Looking for a fun job where you can really make a difference?  Are you smart, organized, great with people and passionate about historic preservation and maritime heritage? Apply to lead The Steamer Virginia V Foundation as the new Executive Director.  The position is full-time but has tons of flexibility.  You can work from your home office with occasional meetings in the Greater Seattle area and tasks in support of the volunteer crew of the century-old, operational steamship Virginia V, moored on Lake Union. The Foundation board is seeking candidates with the following:

·         Non-profit management experience, preferably in maritime, heritage or a related field.

·         Demonstrated success in fundraising, donor stewardship, and support for members, staff and volunteers.

·         Excellent communication skills and ability to build relationships within the organization and throughout the community.

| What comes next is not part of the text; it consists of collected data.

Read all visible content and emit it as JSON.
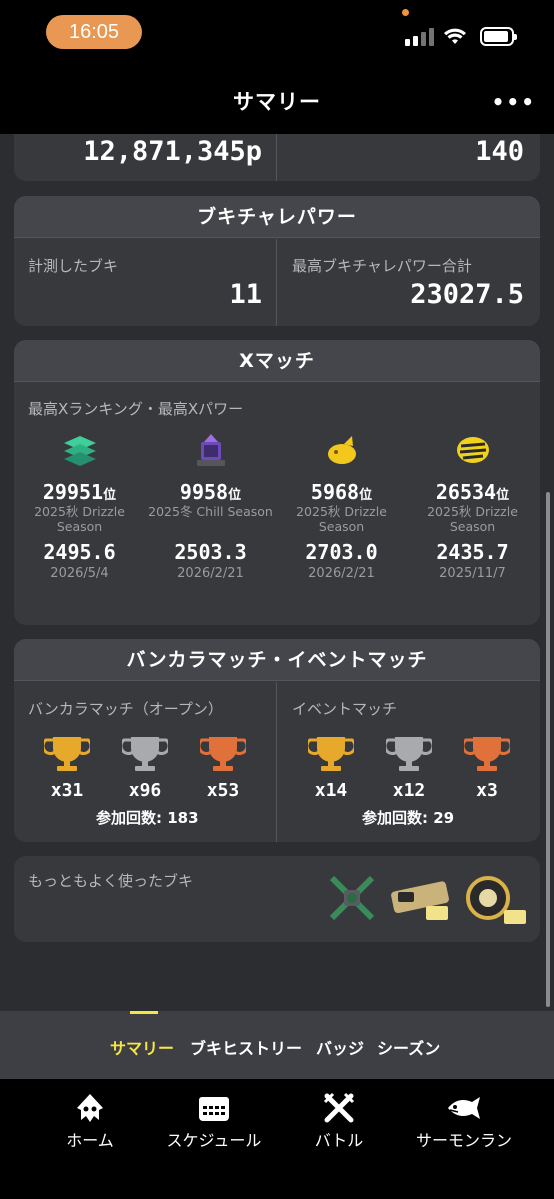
{
  "status": {
    "time": "16:05"
  },
  "nav": {
    "title": "サマリー",
    "more": "•••"
  },
  "top_values": {
    "points": "12,871,345p",
    "count": "140"
  },
  "buki_power": {
    "title": "ブキチャレパワー",
    "measured_label": "計測したブキ",
    "measured_value": "11",
    "max_label": "最高ブキチャレパワー合計",
    "max_value": "23027.5"
  },
  "xmatch": {
    "title": "Xマッチ",
    "subtitle": "最高Xランキング・最高Xパワー",
    "rank_suffix": "位",
    "columns": [
      {
        "icon": "splat-zones-icon",
        "rank": "29951",
        "season": "2025秋 Drizzle Season",
        "power": "2495.6",
        "date": "2026/5/4"
      },
      {
        "icon": "tower-control-icon",
        "rank": "9958",
        "season": "2025冬 Chill Season",
        "power": "2503.3",
        "date": "2026/2/21"
      },
      {
        "icon": "rainmaker-icon",
        "rank": "5968",
        "season": "2025秋 Drizzle Season",
        "power": "2703.0",
        "date": "2026/2/21"
      },
      {
        "icon": "clam-blitz-icon",
        "rank": "26534",
        "season": "2025秋 Drizzle Season",
        "power": "2435.7",
        "date": "2025/11/7"
      }
    ]
  },
  "bankara": {
    "title": "バンカラマッチ・イベントマッチ",
    "open_label": "バンカラマッチ（オープン）",
    "event_label": "イベントマッチ",
    "open_trophies": [
      {
        "type": "gold",
        "count": "x31",
        "color": "#e7a92c"
      },
      {
        "type": "silver",
        "count": "x96",
        "color": "#a9aaae"
      },
      {
        "type": "bronze",
        "count": "x53",
        "color": "#e0713a"
      }
    ],
    "event_trophies": [
      {
        "type": "gold",
        "count": "x14",
        "color": "#e7a92c"
      },
      {
        "type": "silver",
        "count": "x12",
        "color": "#a9aaae"
      },
      {
        "type": "bronze",
        "count": "x3",
        "color": "#e0713a"
      }
    ],
    "open_join": "参加回数: 183",
    "event_join": "参加回数: 29"
  },
  "most_used": {
    "label": "もっともよく使ったブキ"
  },
  "tabs": {
    "summary": "サマリー",
    "history": "ブキヒストリー",
    "badge": "バッジ",
    "season": "シーズン",
    "accent": "#f5e642"
  },
  "bottom_nav": {
    "home": "ホーム",
    "schedule": "スケジュール",
    "battle": "バトル",
    "salmon": "サーモンラン"
  }
}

·         Ideally, management experience in a highly-regulated industry.

This is a full-time position with a flexible schedule. Salary depends on experience. Range: $65,000-$75,000.

Visit the Foundation’s website for full job description: https://www.virginiav.org/employment/

Please apply by December 25th by sending your cover letter and resume to board member Douglas Weeks: doug@virginiav.org

About The Steamer Virginia V Foundation

OUR MISSION is to promote the Puget Sound's maritime heritage through the restoration, preservation, operation, and interpretation of the National Historic Landmark vessel S.S. VIRGINIA V.

In 1968 a group of steamboat enthusiasts formed the Northwest Steamship Company. They raised funds to buy the Virginia V and pursued the steamer's status as a historic landmark vessel. The ship was placed on the National Registry of Historic Sites in 1973.

In 1976 the group formed the Steamer Virginia V Foundation as a non-profit 501(c)(3) organization to continue preservation the Virginia V with a goal of making her seaworthy once again.

In the mid-1990s, the Foundation began a six-year, $6.5 million stem-to-stern restoration project. Their work earned the Washington State Historical Society’s “David Douglas Award” in 2001 for the restoration work completed to-date.

In 2002, the Foundation put the Virginia V back in service 80 years after her first voyage. She remains operational thanks to the hard work of volunteer staff. Ongoing maintenance and repairs are possible thanks to financial support from loyal members and generous donations from many individuals, foundations and government entities.